Cluster Management Optimizations
HADOOP-7728 – hadoop-setup-conf.sh should be modified to enable task memory manager
Adds additional options to manage memory usage by MR tasks. In particular, this allows to set max memory usage for map and reduce tasks (separately).
HDFS-2246 – hadoop-setup-conf.sh should be modified to enable task memory manager
This is a short-term solution for the issue HDFS-347 “DFS read performance suboptimal when client co-located on nodes with data” which is quite hot in Hadoop dev community nowadays. NOTE: by default this optimization is switched off (or is it? Update: it is not, see the comments) so some config adjustments are required to benefit from it. And you will definitely want to benefit from it: some reported two times I/O performance improvements. Also highly recommended for HBase users.
HDFS-895 – Allow hflush/sync to occur in parallel with new writes to the file
Previously if a hflush/sync were in progress, an application could not write data to the HDFS client buffer. Again we stress out this improvement for HBase users as this increases the write throughput of the transaction log in HBase.
MAPREDUCE-2494 – Make the distributed cache delete entires using LRU priority
When certain threshold was reached and distributed cache was being purged, previous implementation deleted all entries that were not currently being used. With new code more hot data can be left in the cache (the percentage is configurable) and thus decrease cache misses.
HDFS-2316 - [umbrella] WebHDFS: a complete FileSystem implementation for accessing HDFS over HTTP
Allows accessing HDFS over HTTP (read & write)

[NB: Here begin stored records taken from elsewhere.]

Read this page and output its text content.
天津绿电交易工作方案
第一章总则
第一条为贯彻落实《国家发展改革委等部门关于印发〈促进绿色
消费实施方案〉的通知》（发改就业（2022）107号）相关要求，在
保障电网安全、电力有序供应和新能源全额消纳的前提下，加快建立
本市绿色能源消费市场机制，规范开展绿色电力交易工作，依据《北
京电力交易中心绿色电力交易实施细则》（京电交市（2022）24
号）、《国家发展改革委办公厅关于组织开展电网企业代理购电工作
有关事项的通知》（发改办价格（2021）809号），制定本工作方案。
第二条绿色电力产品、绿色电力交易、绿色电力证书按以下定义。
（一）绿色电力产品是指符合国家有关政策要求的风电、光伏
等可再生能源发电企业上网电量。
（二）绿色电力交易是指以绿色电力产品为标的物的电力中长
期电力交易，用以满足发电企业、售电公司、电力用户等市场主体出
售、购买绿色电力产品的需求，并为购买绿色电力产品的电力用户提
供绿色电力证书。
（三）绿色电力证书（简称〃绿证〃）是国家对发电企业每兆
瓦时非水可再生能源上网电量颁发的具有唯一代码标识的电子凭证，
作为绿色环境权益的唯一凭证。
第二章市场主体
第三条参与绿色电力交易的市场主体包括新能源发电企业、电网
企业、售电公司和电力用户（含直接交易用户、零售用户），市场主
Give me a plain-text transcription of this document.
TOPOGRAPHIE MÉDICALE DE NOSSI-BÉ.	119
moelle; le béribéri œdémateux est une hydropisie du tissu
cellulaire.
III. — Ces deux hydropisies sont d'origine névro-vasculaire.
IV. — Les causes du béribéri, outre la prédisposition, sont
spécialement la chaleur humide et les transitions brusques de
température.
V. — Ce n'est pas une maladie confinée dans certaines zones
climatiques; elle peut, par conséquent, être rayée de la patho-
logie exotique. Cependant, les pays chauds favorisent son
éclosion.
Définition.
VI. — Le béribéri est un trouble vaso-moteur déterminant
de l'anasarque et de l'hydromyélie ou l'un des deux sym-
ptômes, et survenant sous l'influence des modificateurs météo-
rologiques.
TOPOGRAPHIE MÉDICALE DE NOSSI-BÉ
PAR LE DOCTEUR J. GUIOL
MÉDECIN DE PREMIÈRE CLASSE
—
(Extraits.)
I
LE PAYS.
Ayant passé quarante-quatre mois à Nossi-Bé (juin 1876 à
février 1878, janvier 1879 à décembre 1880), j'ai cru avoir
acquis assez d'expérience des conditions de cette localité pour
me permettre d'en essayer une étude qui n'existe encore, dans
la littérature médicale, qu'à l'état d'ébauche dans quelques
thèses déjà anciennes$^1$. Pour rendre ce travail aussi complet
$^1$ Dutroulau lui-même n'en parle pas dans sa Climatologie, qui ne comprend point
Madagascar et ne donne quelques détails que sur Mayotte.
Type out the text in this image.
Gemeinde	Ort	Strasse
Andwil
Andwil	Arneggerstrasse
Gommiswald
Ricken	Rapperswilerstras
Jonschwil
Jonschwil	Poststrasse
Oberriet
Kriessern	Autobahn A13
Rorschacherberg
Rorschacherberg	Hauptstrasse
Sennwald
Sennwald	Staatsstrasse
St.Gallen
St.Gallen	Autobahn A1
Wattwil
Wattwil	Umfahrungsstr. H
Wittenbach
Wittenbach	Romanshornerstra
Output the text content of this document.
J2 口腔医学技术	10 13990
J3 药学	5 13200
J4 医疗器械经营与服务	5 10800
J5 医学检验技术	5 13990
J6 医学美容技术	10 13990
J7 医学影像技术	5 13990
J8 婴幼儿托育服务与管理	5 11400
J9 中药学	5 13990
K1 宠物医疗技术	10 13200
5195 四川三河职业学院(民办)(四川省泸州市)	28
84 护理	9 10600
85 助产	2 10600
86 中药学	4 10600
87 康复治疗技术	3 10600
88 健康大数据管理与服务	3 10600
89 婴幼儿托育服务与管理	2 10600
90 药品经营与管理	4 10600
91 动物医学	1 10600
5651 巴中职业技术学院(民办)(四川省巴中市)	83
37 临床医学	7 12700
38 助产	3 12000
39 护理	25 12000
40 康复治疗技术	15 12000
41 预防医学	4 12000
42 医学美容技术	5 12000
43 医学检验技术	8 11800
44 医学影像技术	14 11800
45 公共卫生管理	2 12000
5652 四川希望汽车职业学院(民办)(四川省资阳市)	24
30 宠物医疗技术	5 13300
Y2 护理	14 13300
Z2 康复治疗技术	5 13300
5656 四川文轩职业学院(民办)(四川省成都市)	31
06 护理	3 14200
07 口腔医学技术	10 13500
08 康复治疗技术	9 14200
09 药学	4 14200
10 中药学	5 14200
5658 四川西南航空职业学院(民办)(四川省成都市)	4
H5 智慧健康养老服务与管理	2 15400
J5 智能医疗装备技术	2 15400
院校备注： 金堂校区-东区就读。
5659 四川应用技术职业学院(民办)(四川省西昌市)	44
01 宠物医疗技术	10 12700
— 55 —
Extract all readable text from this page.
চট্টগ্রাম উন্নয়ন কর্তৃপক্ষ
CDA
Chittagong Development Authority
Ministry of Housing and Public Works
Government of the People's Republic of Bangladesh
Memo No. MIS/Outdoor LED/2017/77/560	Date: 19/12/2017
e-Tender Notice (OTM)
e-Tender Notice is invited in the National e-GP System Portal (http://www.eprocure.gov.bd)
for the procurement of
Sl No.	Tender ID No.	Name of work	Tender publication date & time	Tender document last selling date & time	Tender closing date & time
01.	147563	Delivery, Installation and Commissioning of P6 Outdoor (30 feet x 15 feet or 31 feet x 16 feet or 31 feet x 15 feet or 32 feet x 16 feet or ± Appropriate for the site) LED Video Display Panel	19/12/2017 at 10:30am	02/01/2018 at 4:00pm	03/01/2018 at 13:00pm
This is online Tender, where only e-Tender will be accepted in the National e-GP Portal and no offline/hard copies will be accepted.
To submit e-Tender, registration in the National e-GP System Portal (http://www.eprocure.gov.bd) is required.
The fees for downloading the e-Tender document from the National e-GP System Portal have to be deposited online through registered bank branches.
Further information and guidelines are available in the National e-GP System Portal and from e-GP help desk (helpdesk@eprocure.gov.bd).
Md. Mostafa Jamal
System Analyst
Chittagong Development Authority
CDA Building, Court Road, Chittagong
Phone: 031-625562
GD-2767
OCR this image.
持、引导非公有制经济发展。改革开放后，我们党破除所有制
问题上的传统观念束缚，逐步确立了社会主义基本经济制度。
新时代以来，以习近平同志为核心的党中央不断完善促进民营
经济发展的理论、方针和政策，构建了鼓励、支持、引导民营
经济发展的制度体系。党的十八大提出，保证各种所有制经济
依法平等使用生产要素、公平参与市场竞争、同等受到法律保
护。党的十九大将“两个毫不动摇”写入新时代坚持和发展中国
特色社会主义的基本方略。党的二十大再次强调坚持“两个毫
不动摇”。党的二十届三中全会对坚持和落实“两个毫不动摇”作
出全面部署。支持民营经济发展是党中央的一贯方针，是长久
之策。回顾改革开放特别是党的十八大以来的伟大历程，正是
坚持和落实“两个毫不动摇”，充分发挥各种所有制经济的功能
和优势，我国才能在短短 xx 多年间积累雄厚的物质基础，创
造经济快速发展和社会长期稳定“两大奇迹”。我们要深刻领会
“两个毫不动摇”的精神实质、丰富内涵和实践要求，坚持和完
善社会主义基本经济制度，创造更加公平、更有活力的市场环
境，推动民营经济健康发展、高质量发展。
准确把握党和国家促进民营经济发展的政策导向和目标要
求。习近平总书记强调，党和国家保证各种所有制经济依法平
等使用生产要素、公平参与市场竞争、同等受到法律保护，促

MAPREDUCE-3169 – Create a new MiniMRCluster equivalent which only provides client APIs cross MR1 and MR2
Cleaner MR1 & MR2 compatible API for mini MR cluster to be used in unit-tests.
HADOOP-7710 – Create a script to setup application in order to create root directories for application such hbase, hcat, hive etc
Similar to hadoop-setup-user script, a hadoop-setup-applications script was added to set up root directories for apps to write to (/hbase, /hive, etc.)
Enjoy Hadoop 1.0.0 and we hope you found this quick summary useful!